Frances is a cipher who has no strong feelings on anything one way or another, but she's the narrator that we are saddled with for the duration. Everyone she interacts with explicitly calls her out on a lack of personality, and she does nothing about it. In a way it's refreshing to read a novel in which the protagonist has good reason to beat themselves up, but it doesn't make for anything particularly edifying. Frances can identify the problems baked into her character, but the matter of fact way she refuses to address or rectify any of them makes much of Conversations With Friends an exercise in frustration.

Yet Frances can be forgiven; she's 21. The real problem with Conversations With Friends is that it renders Frances and Bobbi into tourists in the lives of more settled thirty somethings, who condescend to adopt them in less than savoury fashion. When young Irish people had the entirety of Europe at their disposal you couldn't entirely blame them for taking up their friends' offer of a week in the French countryside (presumably expenses paid, although Frances is at constant pains to point out that despite their bolshy leanings, everyone but her is stinking rich to the point of affectation). It's what Nick and, to a lesser extent, Melissa, do, and enable Frances and Bobbi to do, that should be examined. There's a power differential and a distinct flavour of exploitation that is never taken into consideration, as Conversations With Friends is never more than a face value novel.
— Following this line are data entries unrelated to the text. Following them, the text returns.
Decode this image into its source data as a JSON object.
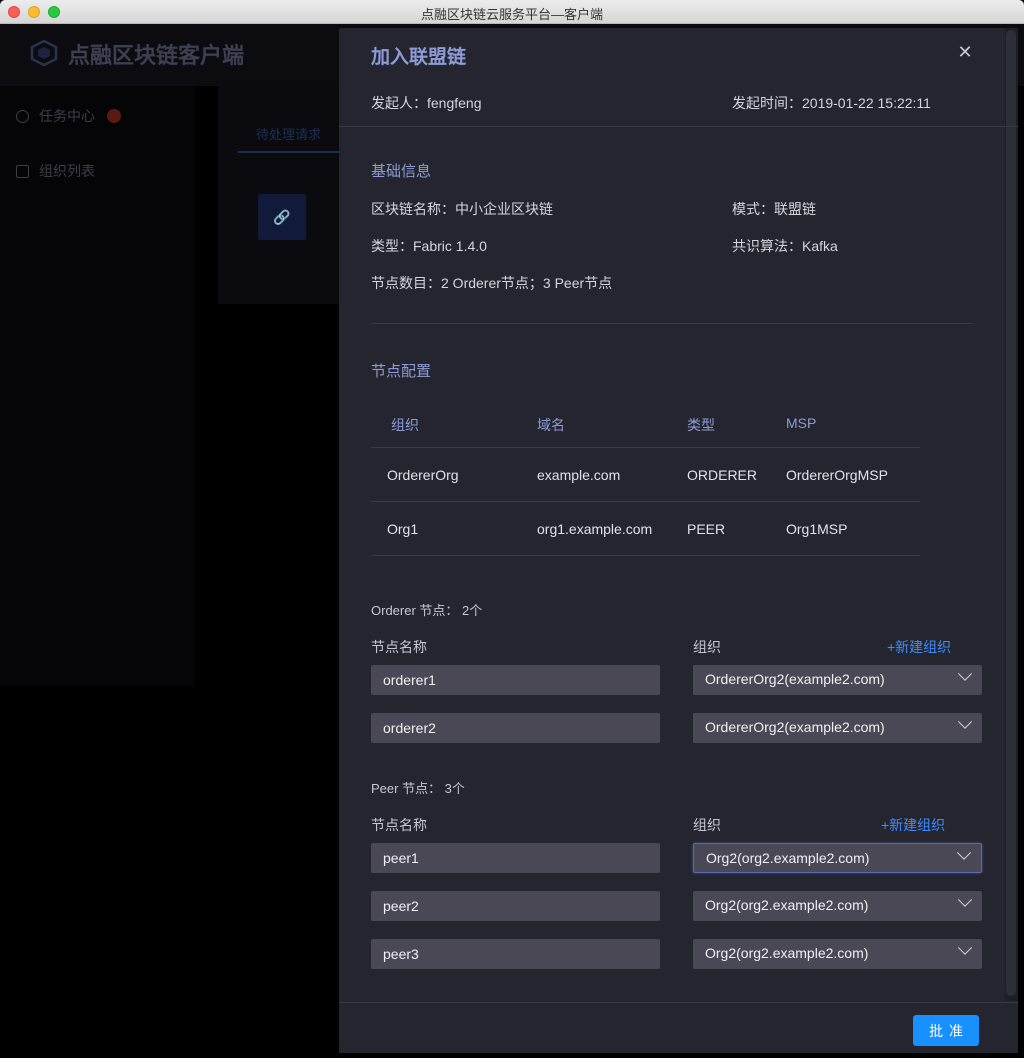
{
  "window": {
    "title": "点融区块链云服务平台—客户端"
  },
  "app": {
    "name": "点融区块链客户端"
  },
  "sidebar": {
    "items": [
      {
        "label": "任务中心"
      },
      {
        "label": "组织列表"
      }
    ]
  },
  "content": {
    "tab": "待处理请求"
  },
  "drawer": {
    "title": "加入联盟链",
    "initiator": "发起人：fengfeng",
    "time": "发起时间：2019-01-22 15:22:11",
    "basic": {
      "title": "基础信息",
      "chain_name": "区块链名称：中小企业区块链",
      "mode": "模式：联盟链",
      "type": "类型：Fabric 1.4.0",
      "consensus": "共识算法：Kafka",
      "nodes": "节点数目：2 Orderer节点；3 Peer节点"
    },
    "node_config": {
      "title": "节点配置",
      "columns": [
        "组织",
        "域名",
        "类型",
        "MSP"
      ],
      "rows": [
        [
          "OrdererOrg",
          "example.com",
          "ORDERER",
          "OrdererOrgMSP"
        ],
        [
          "Org1",
          "org1.example.com",
          "PEER",
          "Org1MSP"
        ]
      ]
    },
    "orderer": {
      "count_label": "Orderer 节点：  2个",
      "name_label": "节点名称",
      "org_label": "组织",
      "add_org": "+新建组织",
      "nodes": [
        {
          "name": "orderer1",
          "org": "OrdererOrg2(example2.com)"
        },
        {
          "name": "orderer2",
          "org": "OrdererOrg2(example2.com)"
        }
      ]
    },
    "peer": {
      "count_label": "Peer 节点：  3个",
      "name_label": "节点名称",
      "org_label": "组织",
      "add_org": "+新建组织",
      "nodes": [
        {
          "name": "peer1",
          "org": "Org2(org2.example2.com)"
        },
        {
          "name": "peer2",
          "org": "Org2(org2.example2.com)"
        },
        {
          "name": "peer3",
          "org": "Org2(org2.example2.com)"
        }
      ]
    },
    "approve": "批准",
    "close_icon": "close-icon"
  },
  "colors": {
    "accent": "#1890ff",
    "title": "#8e9bd6",
    "panel": "#25252f",
    "input": "#4a4854"
  }
}
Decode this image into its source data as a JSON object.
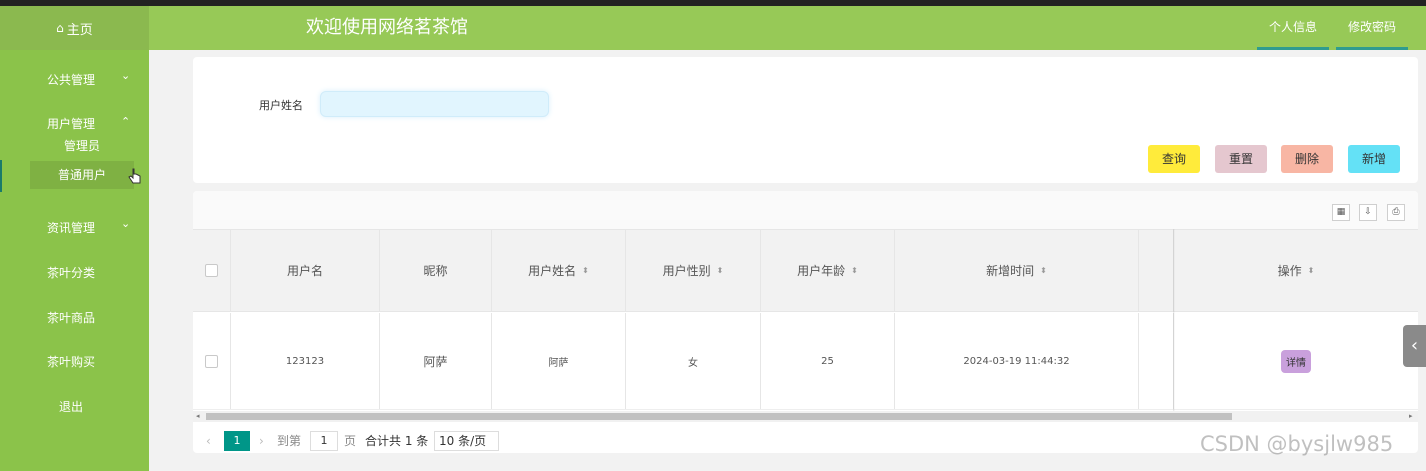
{
  "header": {
    "home_label": "主页",
    "title": "欢迎使用网络茗茶馆",
    "profile_label": "个人信息",
    "password_label": "修改密码"
  },
  "sidebar": {
    "items": [
      {
        "label": "公共管理",
        "chevron": "⌄"
      },
      {
        "label": "用户管理",
        "chevron": "⌃"
      },
      {
        "label": "资讯管理",
        "chevron": "⌄"
      },
      {
        "label": "茶叶分类"
      },
      {
        "label": "茶叶商品"
      },
      {
        "label": "茶叶购买"
      },
      {
        "label": "退出"
      }
    ],
    "sub_items": [
      {
        "label": "管理员"
      },
      {
        "label": "普通用户",
        "active": true
      }
    ]
  },
  "search": {
    "label": "用户姓名",
    "value": "",
    "placeholder": ""
  },
  "buttons": {
    "query": "查询",
    "reset": "重置",
    "delete": "删除",
    "add": "新增"
  },
  "table": {
    "columns": [
      "用户名",
      "昵称",
      "用户姓名",
      "用户性别",
      "用户年龄",
      "新增时间",
      "",
      "操作"
    ],
    "sortable": [
      false,
      false,
      true,
      true,
      true,
      true,
      false,
      true
    ],
    "rows": [
      {
        "username": "123123",
        "nickname": "阿萨",
        "realname": "阿萨",
        "gender": "女",
        "age": "25",
        "created": "2024-03-19 11:44:32",
        "action": "详情"
      }
    ]
  },
  "pagination": {
    "current_page": "1",
    "goto_label": "到第",
    "goto_value": "1",
    "page_unit": "页",
    "total_text": "合计共 1 条",
    "page_size": "10 条/页"
  },
  "watermark": "CSDN @bysjlw985",
  "colors": {
    "header_bg": "#97c957",
    "sidebar_bg": "#8bc34a",
    "query_btn": "#ffeb3b",
    "reset_btn": "#e5c7cf",
    "delete_btn": "#f8b6a4",
    "add_btn": "#64e1f6",
    "pager_active": "#009688",
    "detail_btn": "#c9a0dc"
  }
}
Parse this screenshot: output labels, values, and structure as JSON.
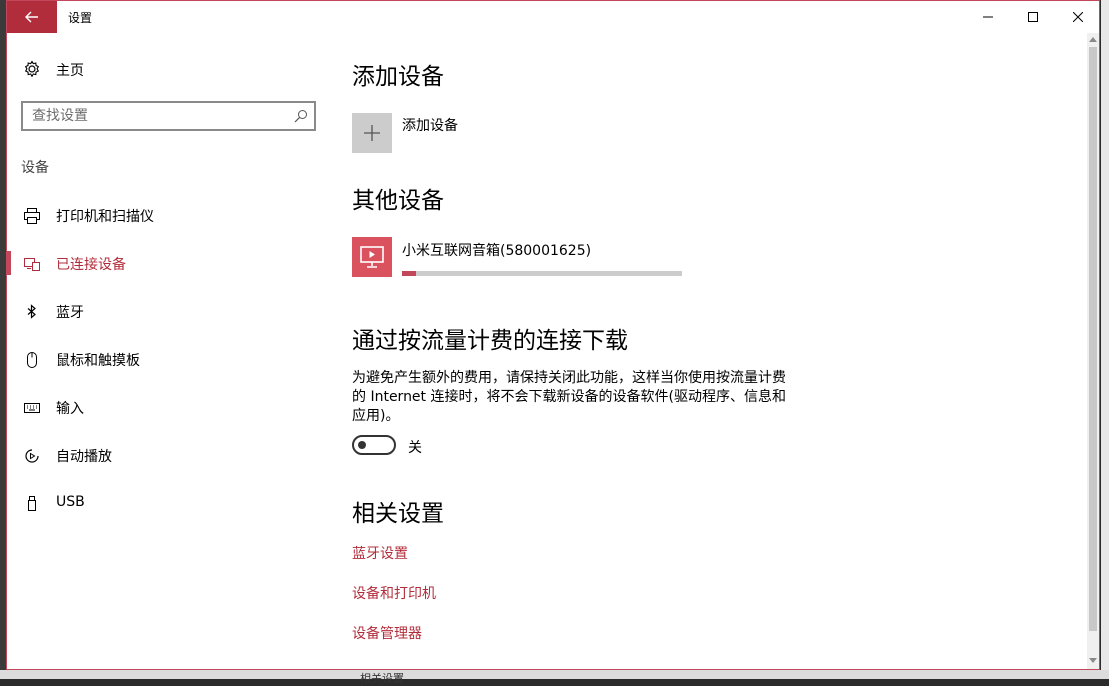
{
  "window": {
    "title": "设置"
  },
  "sidebar": {
    "home_label": "主页",
    "search_placeholder": "查找设置",
    "section_label": "设备",
    "items": [
      {
        "label": "打印机和扫描仪",
        "icon": "printer-icon"
      },
      {
        "label": "已连接设备",
        "icon": "connected-devices-icon",
        "active": true
      },
      {
        "label": "蓝牙",
        "icon": "bluetooth-icon"
      },
      {
        "label": "鼠标和触摸板",
        "icon": "mouse-icon"
      },
      {
        "label": "输入",
        "icon": "keyboard-icon"
      },
      {
        "label": "自动播放",
        "icon": "autoplay-icon"
      },
      {
        "label": "USB",
        "icon": "usb-icon"
      }
    ]
  },
  "main": {
    "add_section_title": "添加设备",
    "add_device_label": "添加设备",
    "other_section_title": "其他设备",
    "device": {
      "name": "小米互联网音箱(580001625)",
      "progress_fraction": 0.05
    },
    "metered_title": "通过按流量计费的连接下载",
    "metered_desc": "为避免产生额外的费用，请保持关闭此功能，这样当你使用按流量计费的 Internet 连接时，将不会下载新设备的设备软件(驱动程序、信息和应用)。",
    "toggle_state": "关",
    "related_title": "相关设置",
    "related_links": [
      "蓝牙设置",
      "设备和打印机",
      "设备管理器"
    ]
  },
  "background": {
    "partial_text": "相关设置"
  },
  "colors": {
    "accent": "#b22d3b",
    "tile_gray": "#cccccc",
    "device_tile": "#d9525e"
  }
}
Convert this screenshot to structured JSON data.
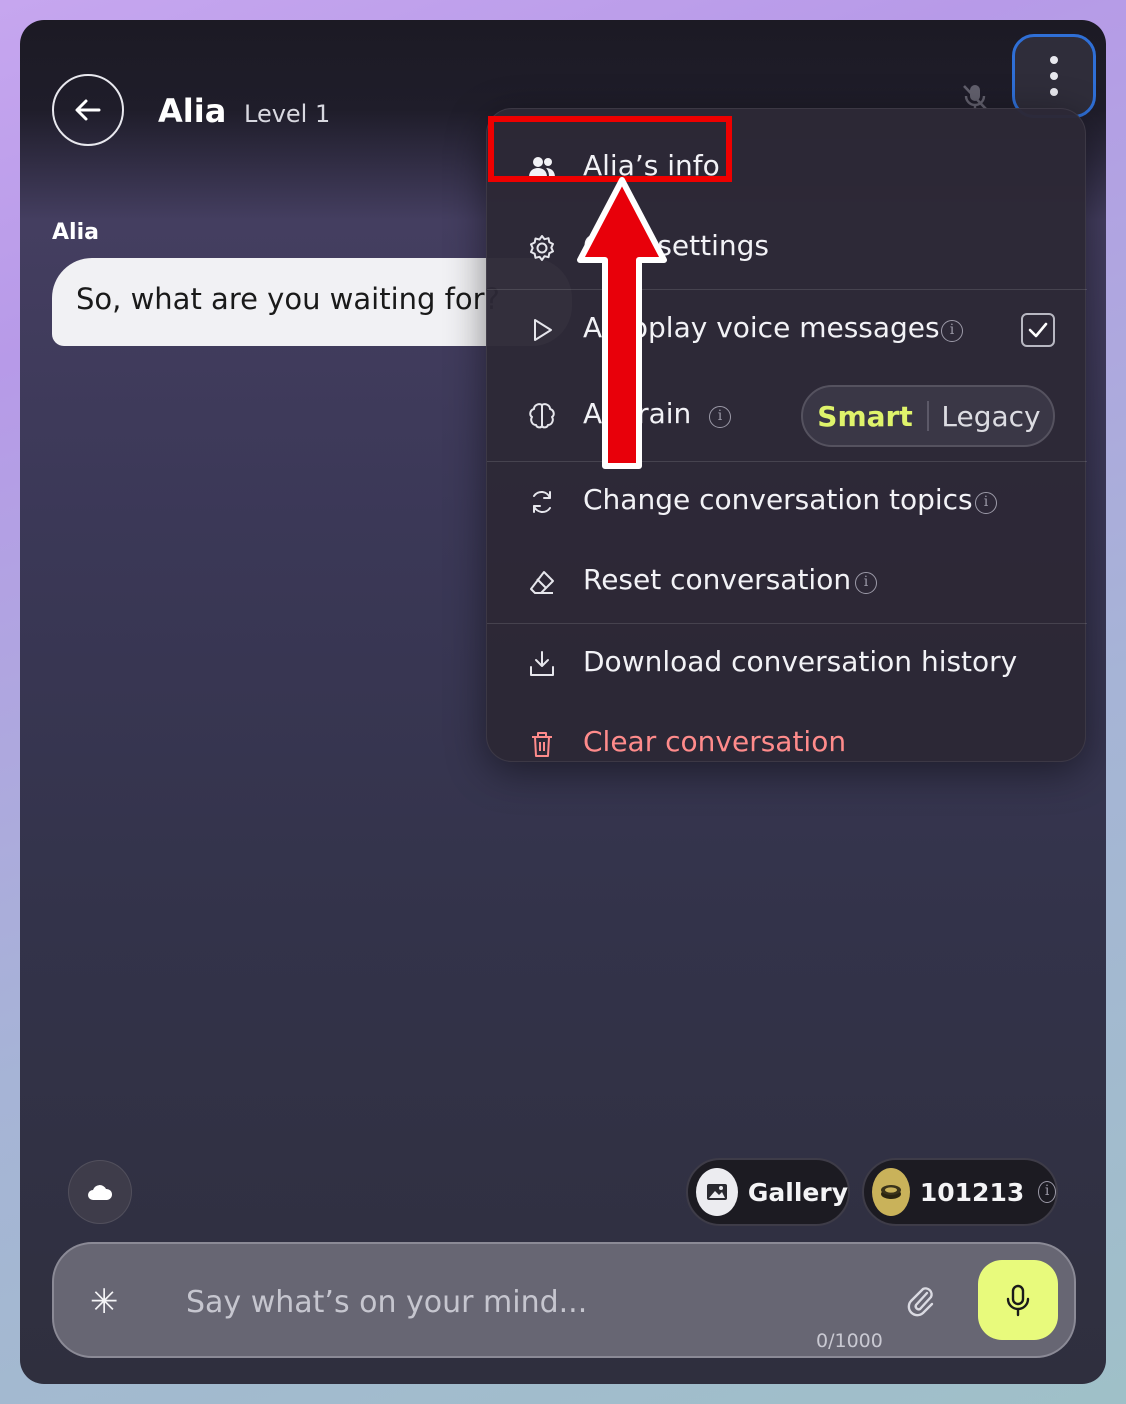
{
  "header": {
    "name": "Alia",
    "level": "Level 1"
  },
  "chat": {
    "sender": "Alia",
    "message": "So, what are you waiting for?"
  },
  "menu": {
    "items": {
      "info": "Alia’s info",
      "chat_settings": "Chat settings",
      "autoplay": "Autoplay voice messages",
      "ai_brain": "AI brain",
      "change_topics": "Change conversation topics",
      "reset": "Reset conversation",
      "download": "Download conversation history",
      "clear": "Clear conversation"
    },
    "autoplay_checked": true,
    "brain_options": [
      "Smart",
      "Legacy"
    ],
    "brain_selected": "Smart",
    "info_glyph": "i"
  },
  "footer": {
    "gallery_label": "Gallery",
    "coins": "101213",
    "placeholder": "Say what’s on your mind...",
    "counter": "0/1000",
    "star_glyph": "✳"
  },
  "colors": {
    "accent_lime": "#e8fa7c",
    "smart_text": "#dff36b",
    "danger": "#ff8b8b",
    "highlight": "#ee0000",
    "focus_ring": "#2f6fd6"
  }
}
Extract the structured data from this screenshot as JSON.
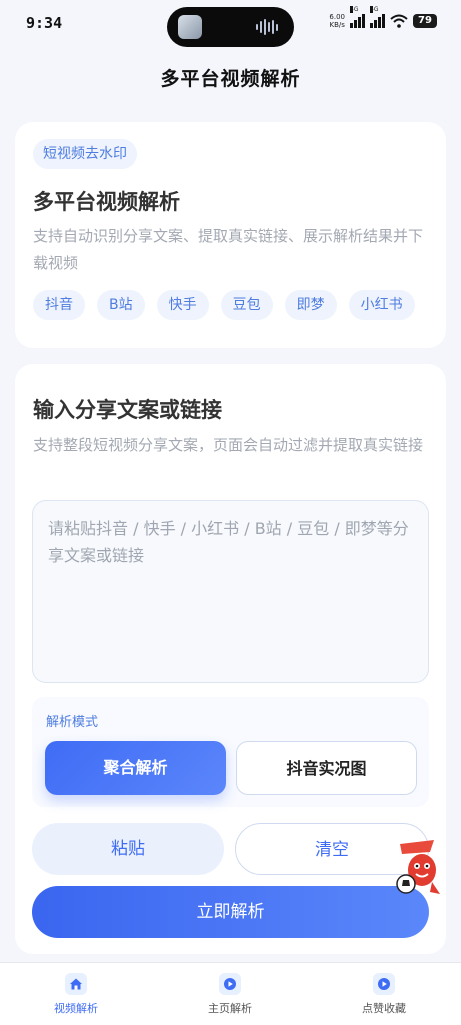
{
  "status": {
    "time": "9:34",
    "netspeed_value": "6.00",
    "netspeed_unit": "KB/s",
    "sim1": "5G",
    "sim2": "5G",
    "battery": "79"
  },
  "header": {
    "title": "多平台视频解析"
  },
  "intro": {
    "tag": "短视频去水印",
    "title": "多平台视频解析",
    "description": "支持自动识别分享文案、提取真实链接、展示解析结果并下载视频",
    "platforms": [
      "抖音",
      "B站",
      "快手",
      "豆包",
      "即梦",
      "小红书"
    ]
  },
  "input_section": {
    "title": "输入分享文案或链接",
    "description": "支持整段短视频分享文案，页面会自动过滤并提取真实链接",
    "placeholder": "请粘贴抖音 / 快手 / 小红书 / B站 / 豆包 / 即梦等分享文案或链接",
    "mode_label": "解析模式",
    "mode_options": [
      "聚合解析",
      "抖音实况图"
    ],
    "selected_mode": "聚合解析",
    "paste_label": "粘贴",
    "clear_label": "清空",
    "submit_label": "立即解析"
  },
  "tabbar": {
    "items": [
      {
        "label": "视频解析",
        "icon": "home-icon",
        "active": true
      },
      {
        "label": "主页解析",
        "icon": "play-icon",
        "active": false
      },
      {
        "label": "点赞收藏",
        "icon": "play-icon",
        "active": false
      }
    ]
  },
  "colors": {
    "accent": "#3f6cf5",
    "tag_bg": "#eef3fd",
    "background": "#f4f6fb"
  }
}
Despite its name, Conversations With Friends contains no direct dialogue; those with a taste for quotation marks will find none. The way that Rooney relates speech is not quite on the level of "so I sez to Martha”, but it is telling that the most conventionally presented communication is in the form of text messages, emails, and chat logs. Still, who sends as many emails as these people in the age of SMS, IM, and countless apps designed to facilitate not being email? Rooney makes a point about people not communicating directly, but her treatment exemplifies precisely what makes Conversations With Friends such a bitter reading experience: the disconnect is never bridged, and although this is not a novel with any pretensions towards "up lit”, that does not mean it had to be a constant downer masquerading as a deep treatise.

Conversations With Friends is instructive, telling people in their twenties and thirties alike how not to conduct themselves. There are loathsome people in all corners of this book and, though Rooney paints with a realistic brush, it doesn't really make a reader want to spend any time with them. Readers in their twenties should not be afraid of having thirty plus year old friends; they should fear having friends like Nick and Melissa.

If you want a funhouse mirror reflection of the life of self-styled creatives, Conversations With Friends is a suitable project; despite its brief idyll in the French countryside, there's nothing but drear and unaddressed gloom from a self-absorbed but completely nihilistic narrator on display here.